We know that our ancient leaders in the faith borrowed terms from their culture to express the beliefs of Christianity. Under the inspiration of the Spirit of Truth, they baptized words, refined concepts in order to teach with as much clarity as possible the great mysteries they embraced and believed in so strongly and passionately wanted to pass on – such was their charity, their sense of fellowship.

One such word is PAROUSIA – a Greek word meaning “presence” or “arrival” – it denoted the arrival of an official like a king or an emperor. So the early Christians took this word to express their relationship with the Lord Jesus. Translated into Latin the word becomes “Adventus” – our Advent; it proclaims a presence, the Presence of God here and now. With that in mind, Advent cannot really be limited to the four weeks before the Nativity of the Lord and therefore, for us Christians, all of life is one Advent – living consciously with faithful love and obedience in the Divine Presence.

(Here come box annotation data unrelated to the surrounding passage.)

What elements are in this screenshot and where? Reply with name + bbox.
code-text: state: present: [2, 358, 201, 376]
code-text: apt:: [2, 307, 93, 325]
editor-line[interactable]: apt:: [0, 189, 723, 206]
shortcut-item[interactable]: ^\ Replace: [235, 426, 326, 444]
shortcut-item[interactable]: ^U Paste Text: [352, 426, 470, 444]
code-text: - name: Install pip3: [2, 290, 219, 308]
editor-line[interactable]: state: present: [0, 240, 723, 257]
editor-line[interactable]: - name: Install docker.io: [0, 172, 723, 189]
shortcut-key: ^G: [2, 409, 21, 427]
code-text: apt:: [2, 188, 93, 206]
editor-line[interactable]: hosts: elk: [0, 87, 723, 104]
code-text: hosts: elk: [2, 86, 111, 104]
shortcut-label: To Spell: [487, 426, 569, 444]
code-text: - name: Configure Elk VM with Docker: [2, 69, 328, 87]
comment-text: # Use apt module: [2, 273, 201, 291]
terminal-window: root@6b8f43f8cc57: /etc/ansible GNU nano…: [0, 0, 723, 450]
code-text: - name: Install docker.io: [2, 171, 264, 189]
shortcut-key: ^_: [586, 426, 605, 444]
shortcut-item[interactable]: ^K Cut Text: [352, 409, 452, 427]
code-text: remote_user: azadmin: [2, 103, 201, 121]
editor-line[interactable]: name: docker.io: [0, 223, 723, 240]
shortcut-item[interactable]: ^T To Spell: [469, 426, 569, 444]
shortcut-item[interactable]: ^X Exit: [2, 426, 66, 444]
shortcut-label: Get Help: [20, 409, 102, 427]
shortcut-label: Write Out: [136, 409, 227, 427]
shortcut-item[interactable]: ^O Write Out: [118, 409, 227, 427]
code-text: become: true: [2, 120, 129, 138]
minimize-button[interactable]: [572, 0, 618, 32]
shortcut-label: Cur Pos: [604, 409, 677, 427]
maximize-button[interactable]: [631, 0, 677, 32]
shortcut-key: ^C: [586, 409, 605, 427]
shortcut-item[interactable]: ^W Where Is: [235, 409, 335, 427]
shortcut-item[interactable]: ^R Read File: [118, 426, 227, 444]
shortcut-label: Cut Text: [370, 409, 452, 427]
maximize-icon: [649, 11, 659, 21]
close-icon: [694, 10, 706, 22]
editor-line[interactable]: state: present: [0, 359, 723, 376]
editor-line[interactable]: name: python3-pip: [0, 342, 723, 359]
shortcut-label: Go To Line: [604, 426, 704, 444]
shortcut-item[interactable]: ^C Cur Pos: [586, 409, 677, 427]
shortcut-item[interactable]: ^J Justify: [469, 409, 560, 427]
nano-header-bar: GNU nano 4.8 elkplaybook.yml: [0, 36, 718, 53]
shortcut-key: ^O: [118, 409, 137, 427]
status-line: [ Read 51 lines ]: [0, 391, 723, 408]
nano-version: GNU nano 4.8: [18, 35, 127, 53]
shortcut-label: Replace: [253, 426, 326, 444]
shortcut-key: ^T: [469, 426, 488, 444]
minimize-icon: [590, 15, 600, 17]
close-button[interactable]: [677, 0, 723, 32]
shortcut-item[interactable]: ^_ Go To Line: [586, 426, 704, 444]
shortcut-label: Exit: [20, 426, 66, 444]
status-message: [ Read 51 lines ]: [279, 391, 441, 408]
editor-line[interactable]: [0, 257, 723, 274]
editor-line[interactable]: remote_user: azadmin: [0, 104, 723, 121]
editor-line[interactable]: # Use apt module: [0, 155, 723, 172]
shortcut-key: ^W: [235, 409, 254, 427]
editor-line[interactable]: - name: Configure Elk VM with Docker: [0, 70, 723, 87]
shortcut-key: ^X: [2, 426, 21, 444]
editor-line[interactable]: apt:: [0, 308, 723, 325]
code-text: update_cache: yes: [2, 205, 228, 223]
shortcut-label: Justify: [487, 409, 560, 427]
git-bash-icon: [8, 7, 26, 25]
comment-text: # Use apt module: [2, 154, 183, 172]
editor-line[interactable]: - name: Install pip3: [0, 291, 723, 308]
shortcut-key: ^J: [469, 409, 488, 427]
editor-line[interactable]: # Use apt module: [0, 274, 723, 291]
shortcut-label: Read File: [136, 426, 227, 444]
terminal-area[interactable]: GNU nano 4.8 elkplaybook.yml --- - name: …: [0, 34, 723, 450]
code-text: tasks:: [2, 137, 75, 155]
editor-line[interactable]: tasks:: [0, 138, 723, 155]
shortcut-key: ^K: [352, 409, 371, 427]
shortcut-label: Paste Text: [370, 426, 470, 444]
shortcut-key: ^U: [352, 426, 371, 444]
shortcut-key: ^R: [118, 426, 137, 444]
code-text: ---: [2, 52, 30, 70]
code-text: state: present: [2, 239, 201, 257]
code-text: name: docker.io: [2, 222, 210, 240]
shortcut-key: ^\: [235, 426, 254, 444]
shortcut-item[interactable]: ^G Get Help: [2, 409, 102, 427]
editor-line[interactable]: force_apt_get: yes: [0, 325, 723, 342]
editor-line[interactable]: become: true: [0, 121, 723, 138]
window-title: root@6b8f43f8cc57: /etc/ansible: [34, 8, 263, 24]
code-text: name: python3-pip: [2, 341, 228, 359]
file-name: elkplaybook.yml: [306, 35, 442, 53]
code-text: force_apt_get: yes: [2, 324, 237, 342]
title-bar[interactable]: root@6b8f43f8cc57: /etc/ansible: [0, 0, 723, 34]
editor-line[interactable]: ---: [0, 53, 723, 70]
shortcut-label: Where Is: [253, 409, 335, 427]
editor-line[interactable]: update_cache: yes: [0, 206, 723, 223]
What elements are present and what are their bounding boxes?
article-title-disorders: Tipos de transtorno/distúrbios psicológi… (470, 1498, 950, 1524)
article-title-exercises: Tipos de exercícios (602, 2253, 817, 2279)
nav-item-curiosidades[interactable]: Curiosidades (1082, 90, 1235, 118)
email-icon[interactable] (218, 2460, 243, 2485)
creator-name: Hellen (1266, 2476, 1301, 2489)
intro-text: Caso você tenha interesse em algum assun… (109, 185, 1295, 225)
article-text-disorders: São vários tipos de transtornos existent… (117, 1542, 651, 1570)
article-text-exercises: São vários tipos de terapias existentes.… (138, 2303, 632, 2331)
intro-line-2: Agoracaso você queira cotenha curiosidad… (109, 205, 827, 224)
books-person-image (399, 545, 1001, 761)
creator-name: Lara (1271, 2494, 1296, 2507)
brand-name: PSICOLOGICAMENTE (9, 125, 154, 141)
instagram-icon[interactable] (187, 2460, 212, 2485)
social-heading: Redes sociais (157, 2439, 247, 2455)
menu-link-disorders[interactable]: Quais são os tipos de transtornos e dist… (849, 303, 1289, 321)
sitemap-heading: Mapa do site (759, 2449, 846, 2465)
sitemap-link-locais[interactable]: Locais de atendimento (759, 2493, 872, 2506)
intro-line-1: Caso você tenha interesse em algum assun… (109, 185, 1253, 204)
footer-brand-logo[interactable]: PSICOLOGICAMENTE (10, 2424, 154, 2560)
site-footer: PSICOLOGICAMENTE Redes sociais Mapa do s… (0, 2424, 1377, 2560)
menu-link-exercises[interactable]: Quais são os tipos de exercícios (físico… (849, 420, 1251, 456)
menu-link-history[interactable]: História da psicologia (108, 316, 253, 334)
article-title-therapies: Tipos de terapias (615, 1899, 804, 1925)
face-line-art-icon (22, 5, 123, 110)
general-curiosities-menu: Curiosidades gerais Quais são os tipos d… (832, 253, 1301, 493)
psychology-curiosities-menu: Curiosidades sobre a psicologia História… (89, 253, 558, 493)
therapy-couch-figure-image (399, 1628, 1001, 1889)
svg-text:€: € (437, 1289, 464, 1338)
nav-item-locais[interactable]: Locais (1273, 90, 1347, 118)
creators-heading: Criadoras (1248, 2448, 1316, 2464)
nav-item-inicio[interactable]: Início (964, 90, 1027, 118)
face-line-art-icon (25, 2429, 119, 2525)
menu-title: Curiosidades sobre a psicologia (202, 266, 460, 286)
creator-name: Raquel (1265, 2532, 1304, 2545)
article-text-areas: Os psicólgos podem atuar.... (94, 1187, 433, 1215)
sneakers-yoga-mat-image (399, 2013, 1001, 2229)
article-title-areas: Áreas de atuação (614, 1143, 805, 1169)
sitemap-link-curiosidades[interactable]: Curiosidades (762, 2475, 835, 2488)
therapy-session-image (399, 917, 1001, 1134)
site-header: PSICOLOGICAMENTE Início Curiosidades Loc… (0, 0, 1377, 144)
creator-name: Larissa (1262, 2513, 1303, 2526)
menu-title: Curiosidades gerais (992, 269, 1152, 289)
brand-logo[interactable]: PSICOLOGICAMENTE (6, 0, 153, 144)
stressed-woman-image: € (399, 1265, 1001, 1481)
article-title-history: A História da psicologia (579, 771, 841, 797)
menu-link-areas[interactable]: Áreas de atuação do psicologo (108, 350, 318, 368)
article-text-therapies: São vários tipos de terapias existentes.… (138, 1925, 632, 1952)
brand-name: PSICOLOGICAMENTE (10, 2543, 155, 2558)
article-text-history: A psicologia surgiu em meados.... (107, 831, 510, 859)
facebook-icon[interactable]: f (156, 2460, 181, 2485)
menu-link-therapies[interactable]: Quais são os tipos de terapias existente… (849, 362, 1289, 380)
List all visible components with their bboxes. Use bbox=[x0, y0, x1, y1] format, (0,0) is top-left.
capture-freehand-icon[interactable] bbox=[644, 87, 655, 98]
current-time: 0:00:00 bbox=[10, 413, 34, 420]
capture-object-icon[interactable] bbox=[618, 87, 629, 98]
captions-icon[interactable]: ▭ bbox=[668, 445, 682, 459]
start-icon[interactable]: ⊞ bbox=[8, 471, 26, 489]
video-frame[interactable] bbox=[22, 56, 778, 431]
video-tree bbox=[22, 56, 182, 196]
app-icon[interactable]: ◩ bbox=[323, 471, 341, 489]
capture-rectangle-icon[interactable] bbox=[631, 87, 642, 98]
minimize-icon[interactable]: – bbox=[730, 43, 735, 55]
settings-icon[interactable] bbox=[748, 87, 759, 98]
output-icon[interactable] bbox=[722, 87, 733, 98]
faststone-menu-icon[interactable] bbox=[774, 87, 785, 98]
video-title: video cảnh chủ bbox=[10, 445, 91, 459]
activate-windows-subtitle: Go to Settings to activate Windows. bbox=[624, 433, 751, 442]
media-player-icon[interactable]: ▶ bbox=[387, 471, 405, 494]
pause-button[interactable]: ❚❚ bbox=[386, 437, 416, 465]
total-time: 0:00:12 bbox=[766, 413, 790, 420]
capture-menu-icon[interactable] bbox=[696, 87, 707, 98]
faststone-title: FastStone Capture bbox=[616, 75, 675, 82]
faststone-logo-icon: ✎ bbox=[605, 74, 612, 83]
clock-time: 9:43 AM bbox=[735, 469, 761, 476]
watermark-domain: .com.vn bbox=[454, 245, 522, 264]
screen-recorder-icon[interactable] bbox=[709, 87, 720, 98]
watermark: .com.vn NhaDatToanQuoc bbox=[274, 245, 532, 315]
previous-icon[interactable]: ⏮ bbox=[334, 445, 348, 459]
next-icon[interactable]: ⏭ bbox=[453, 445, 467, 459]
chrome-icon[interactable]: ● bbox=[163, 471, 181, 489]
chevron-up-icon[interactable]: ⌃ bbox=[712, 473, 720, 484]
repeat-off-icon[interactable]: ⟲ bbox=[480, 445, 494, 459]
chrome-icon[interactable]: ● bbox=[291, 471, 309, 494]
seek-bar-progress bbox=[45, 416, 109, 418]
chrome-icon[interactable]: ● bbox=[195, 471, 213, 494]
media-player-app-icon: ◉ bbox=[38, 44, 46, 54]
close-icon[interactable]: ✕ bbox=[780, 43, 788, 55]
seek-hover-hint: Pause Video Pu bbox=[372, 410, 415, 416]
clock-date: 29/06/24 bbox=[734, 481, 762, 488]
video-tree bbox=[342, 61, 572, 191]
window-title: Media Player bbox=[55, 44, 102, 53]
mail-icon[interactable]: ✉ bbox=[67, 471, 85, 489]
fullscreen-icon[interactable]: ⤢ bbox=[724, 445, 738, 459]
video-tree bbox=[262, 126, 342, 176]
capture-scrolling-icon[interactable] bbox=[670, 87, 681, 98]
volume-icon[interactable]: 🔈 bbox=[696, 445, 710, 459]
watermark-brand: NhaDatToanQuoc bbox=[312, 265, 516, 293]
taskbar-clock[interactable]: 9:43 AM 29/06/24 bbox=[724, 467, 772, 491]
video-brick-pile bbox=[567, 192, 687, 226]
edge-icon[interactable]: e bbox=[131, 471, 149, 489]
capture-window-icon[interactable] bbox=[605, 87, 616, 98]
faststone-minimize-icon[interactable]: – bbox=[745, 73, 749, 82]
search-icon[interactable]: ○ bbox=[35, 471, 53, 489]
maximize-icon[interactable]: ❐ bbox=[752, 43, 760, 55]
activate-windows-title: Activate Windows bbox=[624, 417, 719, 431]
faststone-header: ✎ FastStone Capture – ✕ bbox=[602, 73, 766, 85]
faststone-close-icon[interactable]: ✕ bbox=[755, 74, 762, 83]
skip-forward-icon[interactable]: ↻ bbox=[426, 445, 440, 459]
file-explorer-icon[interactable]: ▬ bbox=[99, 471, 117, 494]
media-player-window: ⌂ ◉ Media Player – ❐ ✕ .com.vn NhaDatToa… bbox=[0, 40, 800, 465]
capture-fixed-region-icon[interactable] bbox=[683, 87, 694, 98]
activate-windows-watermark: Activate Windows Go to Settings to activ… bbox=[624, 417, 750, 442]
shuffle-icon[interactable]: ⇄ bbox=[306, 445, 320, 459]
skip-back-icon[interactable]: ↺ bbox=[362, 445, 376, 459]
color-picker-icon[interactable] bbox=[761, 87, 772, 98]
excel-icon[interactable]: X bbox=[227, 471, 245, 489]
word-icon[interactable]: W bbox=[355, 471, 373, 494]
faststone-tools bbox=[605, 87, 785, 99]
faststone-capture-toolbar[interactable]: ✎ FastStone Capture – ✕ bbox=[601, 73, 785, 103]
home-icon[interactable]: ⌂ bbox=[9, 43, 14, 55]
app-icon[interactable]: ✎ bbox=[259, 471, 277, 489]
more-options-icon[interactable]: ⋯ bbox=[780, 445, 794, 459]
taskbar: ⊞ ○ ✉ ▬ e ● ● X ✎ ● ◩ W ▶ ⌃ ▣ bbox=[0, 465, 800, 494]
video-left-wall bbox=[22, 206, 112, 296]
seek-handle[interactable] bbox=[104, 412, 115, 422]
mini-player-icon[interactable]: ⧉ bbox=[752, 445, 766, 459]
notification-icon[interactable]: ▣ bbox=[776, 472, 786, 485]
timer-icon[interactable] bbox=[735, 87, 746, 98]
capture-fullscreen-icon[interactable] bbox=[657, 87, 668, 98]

In the Letter to the Thessalonians St. Paul gives us “Advent Wisdom” – in the very first words, a prayer, an ardent desire for us, he writes, “May the Lord make you increase and abound in love for one another and for all…to strengthen your hearts, to be blameless in holiness before our God and Father at the coming of our Lord Jesus with all his holy ones.” Quite an all-embracing prayer!

The verbs “increase and abound” in the Greek have the sense of being something over and above, something superlative, something that is in the greatest fullness – such must be the love that we will, that we live, as men and women of faith. Our model, of course, is the Lord Jesus Himself, who loved His own “to the end”. Those words “to the end” proclaim loudly and clearly the extent of His love, but that same phrase “to the end” can also mean “perfectly”. From this, we know that our love in Christ can never be something measurable, it cannot be quantified, limited by choice, or it is not of Christ, who “loved to the end.”.
This is the work and goal of the Christian life, our life – to love as Christ loved – this is truly Advent life; and because of our humanity, we will always fall short in this life. But we can try, keep trying “to the end” – our very willingness, our desire, is itself a form of love, and therefore a gift of grace and, as a love even imperfectly lived, it is well received by our God in His mercy. Our God readily receives with love whatever we try to do, like a parent with a child.

In the Gospel St. Luke recounts Jesus’ call to us to be vigilant and to pray for strength to escape tribulations – may that vigilance and prayer also be directed to our Advent life – that of being and becoming more and more people who love “to the end” as Christ our Lord did and does.